The Little Butterfly

Voidham Kreator
Chapter #4

Bintang Empat: Pembentukan Regu

Suara peluit panjang berbunyi nyaring, memecah udara pagi dan menandakan kegiatan Pramuka resmi dimulai. Indra yang tadinya terpaku menatap Kayla seketika tersentak. Ia mengalihkan pandangannya, lalu bergegas menyusul langkah murid-murid lain yang berlari riuh menuju tengah lapangan.

Suasana mendadak hiruk-pikuk oleh derap sepatu dan suara tawa anak-anak kelas yang berebut merapikan barisan. Tak lama kemudian, pembina Pramuka yang berbadan tegap dengan suara lantang—Bu Wati—mengambil alih perhatian.

"Perhatian semuanya! Hari ini kita akan fokus membentuk regu permanen untuk kegiatan perkemahan bulan depan. Saya harap kalian semua bisa kompak, saling bekerja sama, dan mengikuti seluruh rangkaian kegiatan Pramuka dengan sungguh-sungguh!" seru Bu Wati tegas, matanya mengawasi setiap sudut barisan.

Setelah amanat singkat selesai, pemimpin upacara maju dua langkah. Dengan suara menggelegar, ia memberi aba-aba, "Bubar... jalan!"
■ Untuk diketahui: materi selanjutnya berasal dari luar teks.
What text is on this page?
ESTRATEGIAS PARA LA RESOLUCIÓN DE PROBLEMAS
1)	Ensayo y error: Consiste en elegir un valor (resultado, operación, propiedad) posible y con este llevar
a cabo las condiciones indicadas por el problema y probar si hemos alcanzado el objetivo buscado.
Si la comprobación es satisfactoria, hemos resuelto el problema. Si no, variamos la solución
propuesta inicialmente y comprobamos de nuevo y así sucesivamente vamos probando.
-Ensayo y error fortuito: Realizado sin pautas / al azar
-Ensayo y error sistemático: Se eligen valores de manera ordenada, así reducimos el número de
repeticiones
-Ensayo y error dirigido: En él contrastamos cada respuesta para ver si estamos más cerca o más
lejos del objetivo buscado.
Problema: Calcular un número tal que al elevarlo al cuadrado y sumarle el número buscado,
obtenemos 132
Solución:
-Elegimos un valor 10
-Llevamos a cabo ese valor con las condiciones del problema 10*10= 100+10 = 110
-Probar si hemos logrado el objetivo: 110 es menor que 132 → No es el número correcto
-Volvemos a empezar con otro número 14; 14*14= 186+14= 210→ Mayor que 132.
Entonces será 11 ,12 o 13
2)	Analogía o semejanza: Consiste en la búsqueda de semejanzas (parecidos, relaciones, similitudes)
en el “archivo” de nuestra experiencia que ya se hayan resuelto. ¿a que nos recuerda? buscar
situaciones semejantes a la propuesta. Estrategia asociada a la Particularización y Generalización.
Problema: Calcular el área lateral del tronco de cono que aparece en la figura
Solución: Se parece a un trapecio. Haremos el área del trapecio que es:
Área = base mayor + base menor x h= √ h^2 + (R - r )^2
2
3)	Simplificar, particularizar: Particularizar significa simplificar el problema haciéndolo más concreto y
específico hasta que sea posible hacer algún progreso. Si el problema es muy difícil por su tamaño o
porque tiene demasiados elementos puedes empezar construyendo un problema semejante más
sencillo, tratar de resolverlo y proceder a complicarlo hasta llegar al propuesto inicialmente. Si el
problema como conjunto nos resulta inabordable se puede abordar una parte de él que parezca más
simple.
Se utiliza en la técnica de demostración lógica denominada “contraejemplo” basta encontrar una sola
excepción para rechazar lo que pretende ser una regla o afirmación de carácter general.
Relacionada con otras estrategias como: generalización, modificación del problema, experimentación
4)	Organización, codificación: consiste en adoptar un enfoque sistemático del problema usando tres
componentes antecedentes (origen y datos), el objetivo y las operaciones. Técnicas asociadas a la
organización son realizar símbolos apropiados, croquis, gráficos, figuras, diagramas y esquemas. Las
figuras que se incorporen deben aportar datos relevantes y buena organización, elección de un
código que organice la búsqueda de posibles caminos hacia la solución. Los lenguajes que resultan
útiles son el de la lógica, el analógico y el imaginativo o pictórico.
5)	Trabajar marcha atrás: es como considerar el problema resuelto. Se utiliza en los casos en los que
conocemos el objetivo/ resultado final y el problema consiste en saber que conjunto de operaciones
Seketika barisan yang tadinya rapi langsung pecah menjadi kerumunan yang sibuk mencari kelompok masing-masing. Di tengah keramaian itu, Indra memilih berdiri terdiam di sudut lapangan dekat pohon ketapang. Ia menyendiri, menyelipkan tangan ke dalam saku celana seragamnya, sementara matanya nanar memerhatikan teman-teman sekelasnya yang sudah asyik berkelompok. Ada rasa cemas yang diam-diam merayap di dadanya.

"Sendirian terus. Kenapa, Ndra?"

Sebuah suara tenang, datar, dan nyaris tanpa ekspresi membuyarkan lamunan Indra. Ia menoleh dan mendapati Kayla sudah berdiri di sampingnya. Gadis itu menatapnya dengan sorot mata dingin yang sulit ditebak, kedua tangannya terlipat rapi di depan dada.

Indra sedikit salah tingkah. Ia tersenyum tipis, mencoba menutupi kegugupannya. "Ah, tidak apa-apa, Kay. Cuma... lagi malas gabung rebutan saja. Rasanya justru lebih tenang sendirian kayak begini."

Kayla menatapnya lekat-lekat, seolah bisa membaca menembus lapisan kata-kata yang diucapkan Indra. "Kamu selalu menutupi apa yang sebenarnya kamu rasakan, ya?" ucap Kayla pelan, namun terdengar menusuk. "Jangan terlalu sering memendam semuanya sendiri. Itu tidak baik."

Indra tertegun. Jantungnya berdegup sedikit lebih kencang, bukan karena grogi, melainkan karena keheranan yang mendalam. Alisnya bertaut. "Kok... kamu tahu kalau aku lagi memendam sesuatu, Kay?" tanyanya penasaran.

Kayla terdiam seketika. Sorot matanya yang dingin mendadak bergeser, menghindari tatapan langsung dari Indra. Bibirnya terkatup rapat, seolah ada dinding rahasia yang sengaja ia jaga. "Lupakan," jawab Kayla singkat, lalu berbalik badan dan melangkah pergi tanpa memberikan penjelasan apa pun.

Beberapa waktu kemudian, istirahat sesi pertama berakhir. Peluit kembali berbunyi, dan seluruh siswa dikumpulkan dalam bentuk lingkaran besar di tengah lapangan. Bu Wati berdiri di pusat lingkaran dengan memegang daftar nama.

"Baik, metode pemilihan regu kali ini kita buat berbeda!" umum Bu Wati penuh semangat. "Saya sudah memilih beberapa orang pemimpin regu yang akan mencari anggotanya sendiri. Di antaranya... Rezki, Siska, dan Andi!"